Studies have shown that community-based interventions, including health promotion groups and home visits by trained community health workers, can be effective in reducing stillbirths and neonatal mortality, increasing referrals for care in the case of pregnancy complications, and improving breastfeeding practices [39]. The camps in Maban benefit from a network of community health workers who are themselves refugees and therefore familiar with local languages, beliefs, and customs. Increasing their skills and knowledge in maternal and newborn health and implementing an organized system of home visits in the antenatal and postnatal periods may be valuable to improve infant feeding and umbilical care practices. This approach also allows the involvement of elder females and husbands in health promotion messages, which is important given the strong influence that elder female social networks have on important practices such as pregnancy care, place of delivery, family nutrition, and infant feeding practices [40].

Limitations

This study has a number of limitations.
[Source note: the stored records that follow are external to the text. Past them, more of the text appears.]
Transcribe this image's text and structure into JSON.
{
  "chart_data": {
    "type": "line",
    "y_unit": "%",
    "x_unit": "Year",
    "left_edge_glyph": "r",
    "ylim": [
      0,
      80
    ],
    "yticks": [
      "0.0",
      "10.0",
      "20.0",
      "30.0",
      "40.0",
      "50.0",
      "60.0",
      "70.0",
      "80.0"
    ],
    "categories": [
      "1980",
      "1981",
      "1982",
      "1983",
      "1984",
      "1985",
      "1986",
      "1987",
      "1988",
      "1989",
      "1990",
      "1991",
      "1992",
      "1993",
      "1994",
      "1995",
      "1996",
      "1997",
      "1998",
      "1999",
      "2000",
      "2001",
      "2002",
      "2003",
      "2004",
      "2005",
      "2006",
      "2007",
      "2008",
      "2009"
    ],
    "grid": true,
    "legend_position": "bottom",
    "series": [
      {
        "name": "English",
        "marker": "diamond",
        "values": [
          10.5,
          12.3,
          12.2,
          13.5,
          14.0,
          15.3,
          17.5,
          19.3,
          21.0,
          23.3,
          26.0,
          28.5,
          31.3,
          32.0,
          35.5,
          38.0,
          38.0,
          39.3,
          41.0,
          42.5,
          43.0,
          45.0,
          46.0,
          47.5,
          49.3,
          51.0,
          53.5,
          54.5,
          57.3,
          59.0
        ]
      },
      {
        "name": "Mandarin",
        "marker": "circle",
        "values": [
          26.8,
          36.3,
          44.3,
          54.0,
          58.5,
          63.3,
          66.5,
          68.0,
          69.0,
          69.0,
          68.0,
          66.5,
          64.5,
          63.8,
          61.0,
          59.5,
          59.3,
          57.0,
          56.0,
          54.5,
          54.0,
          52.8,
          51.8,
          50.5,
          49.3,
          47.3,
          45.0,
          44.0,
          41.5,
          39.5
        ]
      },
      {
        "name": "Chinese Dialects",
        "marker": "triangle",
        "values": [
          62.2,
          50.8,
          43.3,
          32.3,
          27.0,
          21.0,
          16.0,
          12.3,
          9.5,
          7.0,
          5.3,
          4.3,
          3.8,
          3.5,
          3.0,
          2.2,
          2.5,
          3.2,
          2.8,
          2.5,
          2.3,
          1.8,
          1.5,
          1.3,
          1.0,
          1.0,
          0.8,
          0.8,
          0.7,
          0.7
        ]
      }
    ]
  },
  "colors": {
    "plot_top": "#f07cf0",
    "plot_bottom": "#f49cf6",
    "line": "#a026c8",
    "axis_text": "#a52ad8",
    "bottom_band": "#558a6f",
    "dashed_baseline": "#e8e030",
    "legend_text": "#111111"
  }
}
We completed the overarching assessment, including the qualitative pieces, in only two refugee camps in South Sudan; we did not explore the experiences of urban or non-camp refugees. This necessarily limits the transferability of our findings. Although we conducted FGDs in the local language, simultaneous note taking in English may have led to translation errors and a loss of depth of meaning. Time constraints resulted in shorter than desired training sessions for focus group facilitators. Further, the limited timeframe for our fieldwork meant that we could not use thematic saturation as an end point for data collection. We reviewed our preliminary findings with field-level staff but we did not review our findings and recommendations with community-based participants; future research might benefit from more robust member checking. It is recognized that the roles of the first two authors, being both UNHCR staff and conducting data collection, may have influenced the responses of participants. Finally, the positionalities of our team members, including gender, nationality, race, profession, and educational level, undoubtedly influenced our reporting and interpretation. Daily supervision, regular debriefings among team members, reflexive memoing in the field journal, and triangulation helped us minimize these limitations and increase the credibility and trustworthiness of our findings.

Conclusion

In order to improve newborn health outcomes, in addition to ensuring quality health services, service providers must have an understanding of the sociocultural and contextual environment that shape beliefs and practices and impact health service utilization. This study has identified numerous factors across the reproductive lifecycle that, if effectively addressed, have the potential to improve outcomes. Improving nutritional support and community-based emergency transportation, allowing a birth companion to be present during delivery, addressing harmful home-based newborn care practices such as mixed feeding and the application of foreign substances to the umbilicus, and optimizing the skills and knowledge of community health workers to conduct home visits are important areas of focus moving forward. Past successes have promoted healthier infant feeding practices and improved facility-based delivery rates thus indicating the community’s receptiveness to health promotion messages and the potential for continued improvements.